Nas mulheres, esta vulnerabilidade é agravada pela sua exclusão em processos negociais para a paz e reconciliação, que têm sido predominantemente espaços masculinizados.
Segundo o estudo, uma das evidências do fraco envolvimento das mulheres em processos negociais para a paz é que, dos três acordos até aqui assinados para pôr termo a este conflito, em nenhum momento como um dos seus signatários uma mulher, quer da parte do Governo, assim como da parte da Renamo.
Contudo, é importante explicar que “ao nível da equipa do secretariado que apoia o processo da Paz, nota-se uma presença significativa de mulheres, e elas correspondem a 48% do total dos integrantes da equipa, o que é considerado satisfatório, por estar muito próximo dos 50% e enquadrar-se no que se considera paridade de género”, afirma o relatório do IMD, que sublinha a importância de se manter a forte presença de mulheres a todos os níveis de implementação do DDR, por forma a garantir que os seus interesses estejam a ser acautelados.

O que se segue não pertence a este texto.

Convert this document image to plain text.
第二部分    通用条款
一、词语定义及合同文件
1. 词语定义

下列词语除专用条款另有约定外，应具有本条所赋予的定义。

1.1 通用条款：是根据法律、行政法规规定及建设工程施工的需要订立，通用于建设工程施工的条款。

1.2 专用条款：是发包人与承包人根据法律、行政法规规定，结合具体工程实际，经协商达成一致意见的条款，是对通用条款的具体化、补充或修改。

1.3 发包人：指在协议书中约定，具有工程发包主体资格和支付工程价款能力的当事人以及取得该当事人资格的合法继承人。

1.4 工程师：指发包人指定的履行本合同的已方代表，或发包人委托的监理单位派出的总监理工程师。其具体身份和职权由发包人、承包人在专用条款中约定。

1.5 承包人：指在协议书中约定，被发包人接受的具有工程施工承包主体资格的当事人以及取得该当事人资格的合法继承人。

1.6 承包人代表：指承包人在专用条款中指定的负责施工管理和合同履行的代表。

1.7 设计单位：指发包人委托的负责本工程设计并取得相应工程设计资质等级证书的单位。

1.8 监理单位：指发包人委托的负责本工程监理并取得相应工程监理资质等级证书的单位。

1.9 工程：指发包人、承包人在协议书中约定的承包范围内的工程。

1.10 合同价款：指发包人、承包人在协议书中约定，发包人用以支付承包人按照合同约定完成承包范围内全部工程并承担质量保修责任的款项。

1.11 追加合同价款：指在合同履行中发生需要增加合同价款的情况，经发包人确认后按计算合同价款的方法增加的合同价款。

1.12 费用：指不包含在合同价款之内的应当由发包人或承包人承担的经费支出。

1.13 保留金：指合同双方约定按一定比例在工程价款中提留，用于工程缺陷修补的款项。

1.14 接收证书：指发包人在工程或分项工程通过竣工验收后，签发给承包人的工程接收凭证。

Para o mesmo estudo, num momento em que se caminha para a conclusão das fases formalmente previstas no processo de DDR, torna-se necessário o desenvolvimento de um plano pós-retorno à vida civil por forma a garantir a sustentabilidade do processo de paz a médio e longo prazo.
A sensibilização constante das comunidades, criação de oportunidades inclusivas de desenvolvimento para beneficiar não apenas aos ex-guerrilheiros e suas famílias, como também as comunidades receptoras e as comunidades mais afectadas pelos conflitos devem ser seriamente considerados no plano. Programas de facilitação de bolsas de estudos, desenvolvimento de iniciativas de facilitação ao acesso ao financiamento para projectos de geração de renda, incluindo treinamentos aos potenciais beneficiários sobre a sua gestão, descriminação positiva no acesso às oportunidades de emprego, entre outras iniciativas, devem corporizar o pacote.

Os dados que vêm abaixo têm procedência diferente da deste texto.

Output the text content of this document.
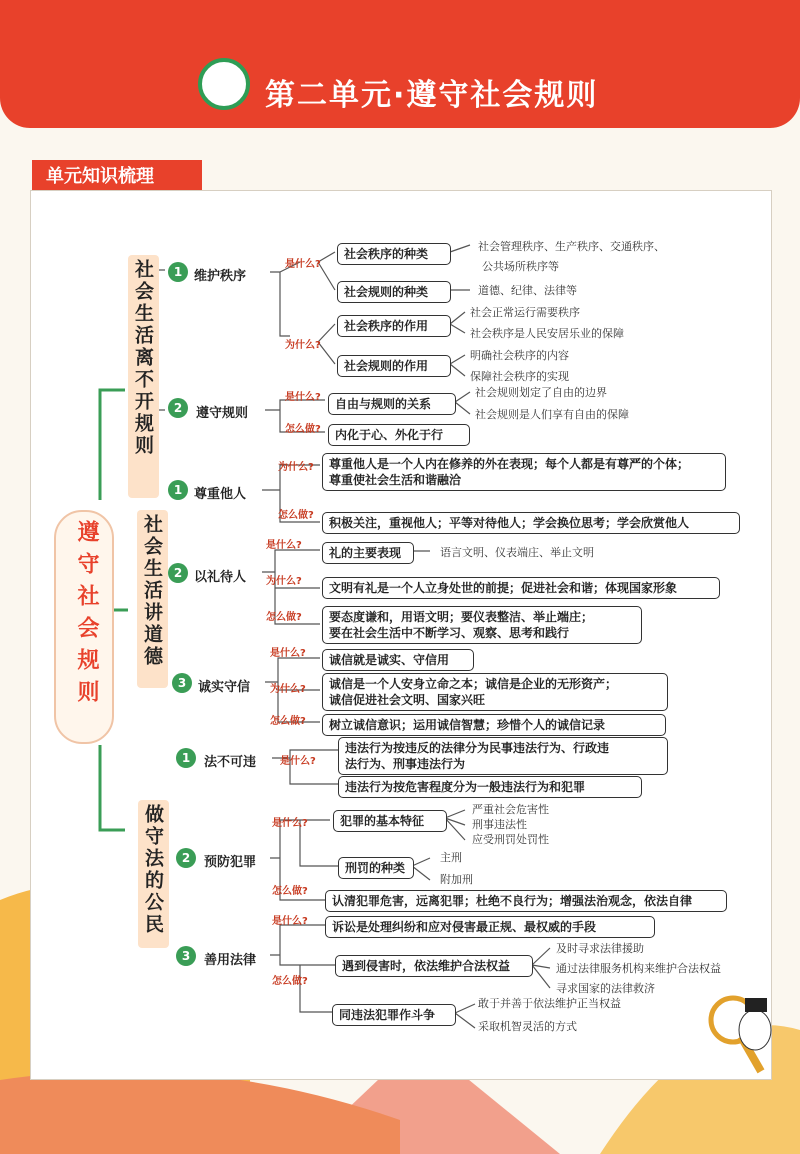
第二单元·遵守社会规则
单元知识梳理
遵守社会规则
社会生活离不开规则
社会生活讲道德
做守法的公民
1 维护秩序
是什么?
社会秩序的种类
社会管理秩序、生产秩序、交通秩序、
公共场所秩序等
社会规则的种类	道德、纪律、法律等
为什么?
社会秩序的作用
社会正常运行需要秩序
社会秩序是人民安居乐业的保障
社会规则的作用
明确社会秩序的内容
保障社会秩序的实现
2	遵守规则
是什么?	自由与规则的关系
社会规则划定了自由的边界
社会规则是人们享有自由的保障
怎么做?	内化于心、外化于行
1 尊重他人
为什么? 尊重他人是一个人内在修养的外在表现；每个人都是有尊严的个体；
尊重使社会生活和谐融洽
怎么做?
积极关注，重视他人；平等对待他人；学会换位思考；学会欣赏他人
2 以礼待人
是什么?
礼的主要表现	语言文明、仪表端庄、举止文明
为什么?	文明有礼是一个人立身处世的前提；促进社会和谐；体现国家形象
怎么做? 要态度谦和，用语文明；要仪表整洁、举止端庄；
要在社会生活中不断学习、观察、思考和践行
3 诚实守信
是什么?	诚信就是诚实、守信用
为什么? 诚信是一个人安身立命之本；诚信是企业的无形资产；
诚信促进社会文明、国家兴旺
怎么做?	树立诚信意识；运用诚信智慧；珍惜个人的诚信记录
1	法不可违 是什么?
违法行为按违反的法律分为民事违法行为、行政违
法行为、刑事违法行为
违法行为按危害程度分为一般违法行为和犯罪
2	预防犯罪
是什么?	犯罪的基本特征
严重社会危害性
刑事违法性
应受刑罚处罚性
刑罚的种类
主刑
附加刑
怎么做?
认清犯罪危害，远离犯罪；杜绝不良行为；增强法治观念，依法自律
3	善用法律
是什么?	诉讼是处理纠纷和应对侵害最正规、最权威的手段
怎么做?
遇到侵害时，依法维护合法权益
及时寻求法律援助
通过法律服务机构来维护合法权益
寻求国家的法律救济
同违法犯罪作斗争
敢于并善于依法维护正当权益
采取机智灵活的方式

Fortalecer constantemente as instituições democráticas a todos os níveis
Igualmente, deve-se fazer uma transição de programas específicos de apoio ao retorno à vida civil para os ex-guerrilheiros para programas mais abrangentes, beneficiando as comunidades receptoras e as mais afectadas pelo conflito, por forma a evitar tratamento discriminatório aos ex-guerrilheiros. Ressalva-se, contudo, a necessidade de se potencializar e priorizar iniciativas tendentes a tornar os ex-guerrilheiros capazes de criar os seus próprios meios de subsistência e prosperidade de forma independente em relação ao Estado, em detrimento de programas que os mantenham dependentes.
Para garantir a manutenção e sustentabilidade da paz, é importante que se fortaleça constantemente as instituições democráticas a todos os níveis, por forma que todos os cidadãos, ex-guerrilheiros e não só, tenham mais confiança no seu pleno funcionamento e percebam como capazes de resolver os seus diferendos, sem necessidade de se recorrer à violência.

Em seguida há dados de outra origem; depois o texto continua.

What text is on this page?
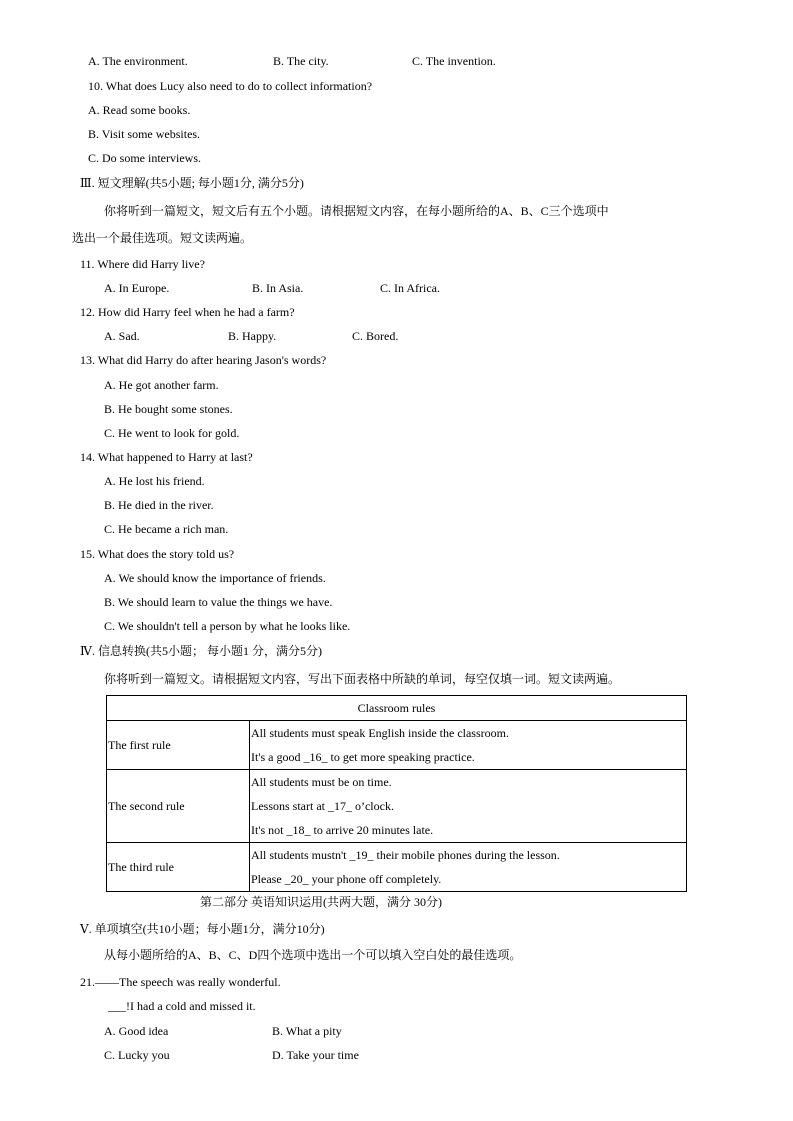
A. The environment.	B. The city.	C. The invention.
10. What does Lucy also need to do to collect information?
A. Read some books.
B. Visit some websites.
C. Do some interviews.
Ⅲ. 短文理解(共5小题; 每小题1分, 满分5分)
你将听到一篇短文，短文后有五个小题。请根据短文内容，在每小题所给的A、B、C三个选项中
选出一个最佳选项。短文读两遍。
11. Where did Harry live?
A. In Europe.	B. In Asia.	C. In Africa.
12. How did Harry feel when he had a farm?
A. Sad.	B. Happy.	C. Bored.
13. What did Harry do after hearing Jason's words?
A. He got another farm.
B. He bought some stones.
C. He went to look for gold.
14. What happened to Harry at last?
A. He lost his friend.
B. He died in the river.
C. He became a rich man.
15. What does the story told us?
A. We should know the importance of friends.
B. We should learn to value the things we have.
C. We shouldn't tell a person by what he looks like.
Ⅳ. 信息转换(共5小题； 每小题1 分，满分5分)
你将听到一篇短文。请根据短文内容，写出下面表格中所缺的单词，每空仅填一词。短文读两遍。
Classroom rules	
The first rule	All students must speak English inside the classroom.
It's a good _16_ to get more speaking practice.

The second rule	All students must be on time.
Lessons start at _17_ o’clock.
It's not _18_ to arrive 20 minutes late.

The third rule	All students mustn't _19_ their mobile phones during the lesson.
Please _20_ your phone off completely.
第二部分 英语知识运用(共两大题，满分 30分)
Ⅴ. 单项填空(共10小题；每小题1分，满分10分)
从每小题所给的A、B、C、D四个选项中选出一个可以填入空白处的最佳选项。
21.——The speech was really wonderful.
___!I had a cold and missed it.
A. Good idea	B. What a pity
C. Lucky you	D. Take your time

Outro aspecto importante neste processo de DDR tem a ver com a necessidade de se envolver cada vez mais as partes envolvidas no diálogo permanente, e que se torne cada vez menos elitista, onde os signatários do acordo parecem monopolizar a esfera decisória sobre caminhos a seguir para o alcance de paz para todos os moçambicanos.
Todas as forças vivas da sociedade, incluindo os partidos políticos, organizações da sociedade civil, organizações religiosas, entidades públicas e privadas devem ser envolvidas para que façam uma monitoria com base em informação correcta, mas também estejam melhor posicionadas para tomar iniciativas com vista a garantir uma implementação efectiva dos acordos alcançados.
De lembrar que o processo de DDR dos homens residuais da Renamo resulta dos esforços entre o Governo, liderado pela Frelimo e a Renamo tendo em vista pôr termo ao conflito político-militar entre as partes. A última vaga do conflito entre o governo e a Renamo remonta do ano 2012 e, com certa intensidade, na região Centro (em 2013).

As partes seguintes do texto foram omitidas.